LINQ to remove duplicate rows from a datatable bas

2020-07-27 04:52发布

问题:

I have seen the following solution used for removing duplicate rows in a DataTable using LINQ:

Say if we have a DataTable with duplicate rows called dt, then the following statemend apparently does the job:

IEnumerable<DataRow> uniqueContacts = dt.AsEnumerable().Distinct(DataRowComparer.Default);

But this is only removing duplicate rows that are identical. What I want to do is to remove all the rows that have duplicate values of a specific row.

E.g.
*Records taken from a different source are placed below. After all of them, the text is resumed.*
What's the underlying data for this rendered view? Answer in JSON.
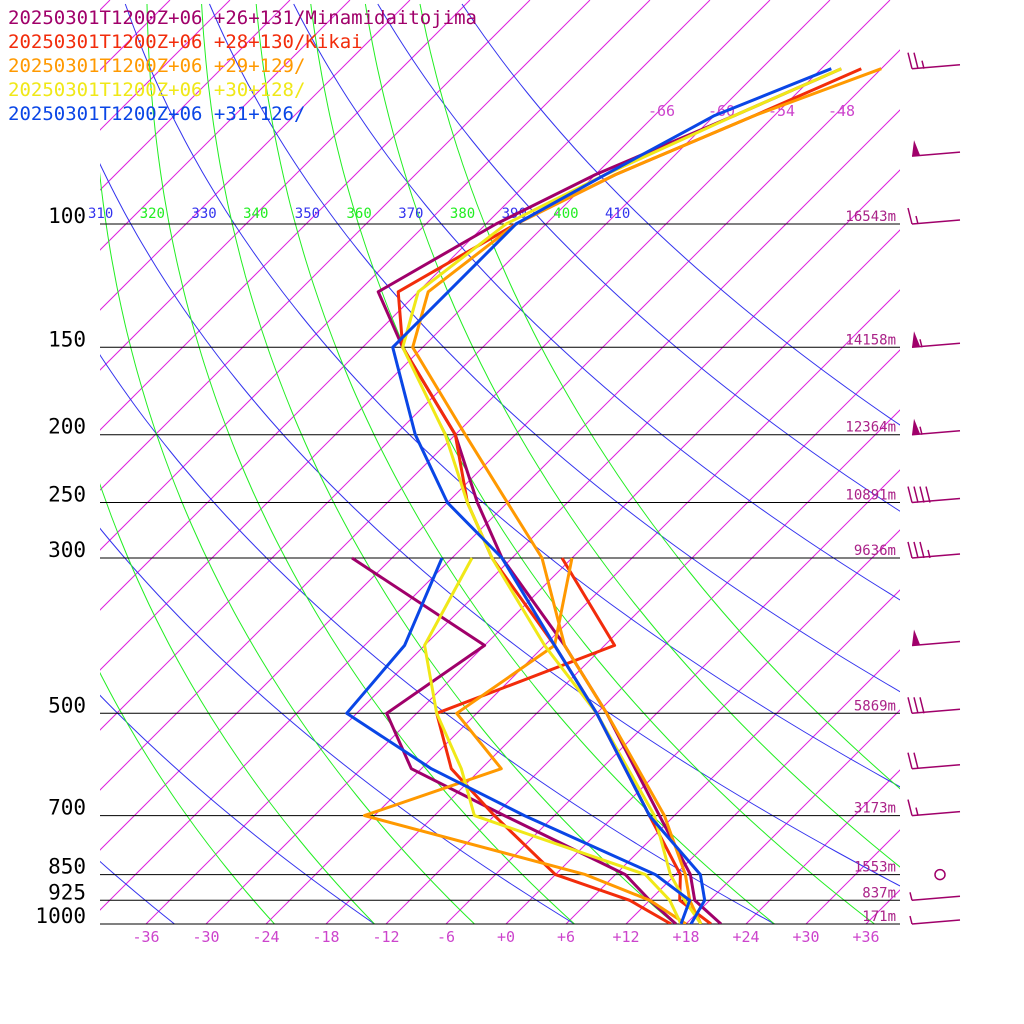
{
  "chart_data": {
    "type": "skew-t sounding",
    "legend": [
      {
        "label": "20250301T1200Z+06 +26+131/Minamidaitojima",
        "color": "#a0006a"
      },
      {
        "label": "20250301T1200Z+06 +28+130/Kikai",
        "color": "#f22c0b"
      },
      {
        "label": "20250301T1200Z+06 +29+129/",
        "color": "#ff9900"
      },
      {
        "label": "20250301T1200Z+06 +30+128/",
        "color": "#f0e818"
      },
      {
        "label": "20250301T1200Z+06 +31+126/",
        "color": "#0a46e6"
      }
    ],
    "pressure_levels": [
      {
        "label": "100",
        "p": 100,
        "height": "16543m"
      },
      {
        "label": "150",
        "p": 150,
        "height": "14158m"
      },
      {
        "label": "200",
        "p": 200,
        "height": "12364m"
      },
      {
        "label": "250",
        "p": 250,
        "height": "10891m"
      },
      {
        "label": "300",
        "p": 300,
        "height": "9636m"
      },
      {
        "label": "500",
        "p": 500,
        "height": "5869m"
      },
      {
        "label": "700",
        "p": 700,
        "height": "3173m"
      },
      {
        "label": "850",
        "p": 850,
        "height": "1553m"
      },
      {
        "label": "925",
        "p": 925,
        "height": "837m"
      },
      {
        "label": "1000",
        "p": 1000,
        "height": "171m"
      }
    ],
    "temperature_ticks": [
      "-36",
      "-30",
      "-24",
      "-18",
      "-12",
      "-6",
      "+0",
      "+6",
      "+12",
      "+18",
      "+24",
      "+30",
      "+36"
    ],
    "temperature_values": [
      -36,
      -30,
      -24,
      -18,
      -12,
      -6,
      0,
      6,
      12,
      18,
      24,
      30,
      36
    ],
    "theta_labels": [
      "310",
      "320",
      "330",
      "340",
      "350",
      "360",
      "370",
      "380",
      "390",
      "400",
      "410"
    ],
    "mixing_ratio_labels": [
      "-66",
      "-60",
      "-54",
      "-48"
    ],
    "series": [
      {
        "name": "20250301T1200Z+06 +26+131/Minamidaitojima",
        "color": "#a0006a",
        "temperature": [
          [
            1000,
            21.5
          ],
          [
            925,
            16.5
          ],
          [
            850,
            13.5
          ],
          [
            700,
            4.5
          ],
          [
            500,
            -11
          ],
          [
            400,
            -22
          ],
          [
            300,
            -37
          ],
          [
            250,
            -45
          ],
          [
            200,
            -54
          ],
          [
            150,
            -68
          ],
          [
            125,
            -76
          ],
          [
            100,
            -71
          ],
          [
            85,
            -66
          ],
          [
            70,
            -58
          ],
          [
            60,
            -52
          ]
        ],
        "dewpoint": [
          [
            1000,
            17
          ],
          [
            925,
            12
          ],
          [
            850,
            7
          ],
          [
            700,
            -11
          ],
          [
            600,
            -25
          ],
          [
            500,
            -33
          ],
          [
            400,
            -30
          ],
          [
            300,
            -52
          ]
        ]
      },
      {
        "name": "20250301T1200Z+06 +28+130/Kikai",
        "color": "#f22c0b",
        "temperature": [
          [
            1000,
            20.5
          ],
          [
            925,
            15
          ],
          [
            850,
            12.5
          ],
          [
            700,
            3.5
          ],
          [
            500,
            -12
          ],
          [
            400,
            -23
          ],
          [
            300,
            -38
          ],
          [
            250,
            -46
          ],
          [
            200,
            -54
          ],
          [
            150,
            -68
          ],
          [
            125,
            -74
          ],
          [
            100,
            -69
          ],
          [
            85,
            -64
          ],
          [
            70,
            -56
          ],
          [
            60,
            -50
          ]
        ],
        "dewpoint": [
          [
            1000,
            16.5
          ],
          [
            925,
            10
          ],
          [
            850,
            0
          ],
          [
            700,
            -12
          ],
          [
            600,
            -21
          ],
          [
            500,
            -28
          ],
          [
            400,
            -17
          ],
          [
            300,
            -31
          ]
        ]
      },
      {
        "name": "20250301T1200Z+06 +29+129/",
        "color": "#ff9900",
        "temperature": [
          [
            1000,
            19.5
          ],
          [
            925,
            16
          ],
          [
            850,
            13
          ],
          [
            700,
            5
          ],
          [
            500,
            -11
          ],
          [
            400,
            -22
          ],
          [
            300,
            -33
          ],
          [
            250,
            -42
          ],
          [
            200,
            -53
          ],
          [
            150,
            -67
          ],
          [
            125,
            -71
          ],
          [
            100,
            -69
          ],
          [
            85,
            -64
          ],
          [
            70,
            -56
          ],
          [
            60,
            -48
          ]
        ],
        "dewpoint": [
          [
            1000,
            18
          ],
          [
            925,
            12
          ],
          [
            850,
            3
          ],
          [
            700,
            -25
          ],
          [
            600,
            -16
          ],
          [
            500,
            -26
          ],
          [
            400,
            -23
          ],
          [
            300,
            -30
          ]
        ]
      },
      {
        "name": "20250301T1200Z+06 +30+128/",
        "color": "#f0e818",
        "temperature": [
          [
            1000,
            19.5
          ],
          [
            925,
            15.5
          ],
          [
            850,
            11.5
          ],
          [
            700,
            4
          ],
          [
            500,
            -12
          ],
          [
            400,
            -24
          ],
          [
            300,
            -38
          ],
          [
            250,
            -46
          ],
          [
            200,
            -55
          ],
          [
            150,
            -68
          ],
          [
            125,
            -72
          ],
          [
            100,
            -70
          ],
          [
            85,
            -65
          ],
          [
            70,
            -58
          ],
          [
            60,
            -52
          ]
        ],
        "dewpoint": [
          [
            1000,
            17.5
          ],
          [
            925,
            14
          ],
          [
            850,
            9
          ],
          [
            700,
            -14
          ],
          [
            600,
            -20
          ],
          [
            500,
            -28
          ],
          [
            400,
            -36
          ],
          [
            300,
            -40
          ]
        ]
      },
      {
        "name": "20250301T1200Z+06 +31+126/",
        "color": "#0a46e6",
        "temperature": [
          [
            1000,
            18.5
          ],
          [
            925,
            17.5
          ],
          [
            850,
            14.5
          ],
          [
            700,
            3.5
          ],
          [
            500,
            -12
          ],
          [
            400,
            -23
          ],
          [
            300,
            -37
          ],
          [
            250,
            -48
          ],
          [
            200,
            -58
          ],
          [
            150,
            -69
          ],
          [
            100,
            -69
          ],
          [
            85,
            -65
          ],
          [
            70,
            -60
          ],
          [
            60,
            -53
          ]
        ],
        "dewpoint": [
          [
            1000,
            17.5
          ],
          [
            925,
            16
          ],
          [
            850,
            10
          ],
          [
            700,
            -9
          ],
          [
            600,
            -23
          ],
          [
            500,
            -37
          ],
          [
            400,
            -38
          ],
          [
            300,
            -43
          ]
        ]
      }
    ],
    "wind_barbs": [
      {
        "p": 60,
        "speed_kt": 25
      },
      {
        "p": 80,
        "speed_kt": 50
      },
      {
        "p": 100,
        "speed_kt": 15
      },
      {
        "p": 150,
        "speed_kt": 55
      },
      {
        "p": 200,
        "speed_kt": 55
      },
      {
        "p": 250,
        "speed_kt": 40
      },
      {
        "p": 300,
        "speed_kt": 35
      },
      {
        "p": 400,
        "speed_kt": 50
      },
      {
        "p": 500,
        "speed_kt": 30
      },
      {
        "p": 600,
        "speed_kt": 20
      },
      {
        "p": 700,
        "speed_kt": 15
      },
      {
        "p": 850,
        "speed_kt": 0
      },
      {
        "p": 925,
        "speed_kt": 5
      },
      {
        "p": 1000,
        "speed_kt": 5
      }
    ]
  },
  "colors": {
    "isotherm": "#dd22dd",
    "dry_adiabat": "#3333ee",
    "moist_adiabat": "#22ee22",
    "isobar": "#000000",
    "height_label": "#aa2288",
    "tick_label": "#cc44cc",
    "barb": "#a0006a"
  }
}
If we have a datatable with a row called "Email", how can we remove all the rows that have the same email value?

回答1:

simple way: use GroupBy:

var uniqueContacts = dt.AsEnumerable()
                       .GroupBy(x=>x.Field<string>("Email"))
                       .Select(g=>g.First());

you can also try use Distinct:

    DataTable dt = new DataTable();  
    dt.Columns.Add("ID");  
    dt.Columns.Add("FirstName");  
    dt.Columns.Add("Email");  
    dt.Rows.Add(1,"Tim","tim@mail.com");
    dt.Rows.Add(2,"Tim1","tim@mail.com");
    dt.Rows.Add(3,"Tim2","tim2@mail.com");
    dt.Rows.Add(4,"Tim3","tim3@mail.com");

    dt.AsEnumerable().Distinct(new DataRowComparer()).Dump();

Custom row comparer:

 public class DataRowComparer : IEqualityComparer<DataRow>  
    {  
        public bool Equals(DataRow t1, DataRow t2)  
        {  
            return (t1.Field<string>("Email")==t2.Field<string>("Email"));  
        }  
        public int GetHashCode(DataRow t)  
        {  
            return t.ToString().GetHashCode();  
        }  
    }

http://msdn.microsoft.com/en-us/library/bb338049.aspx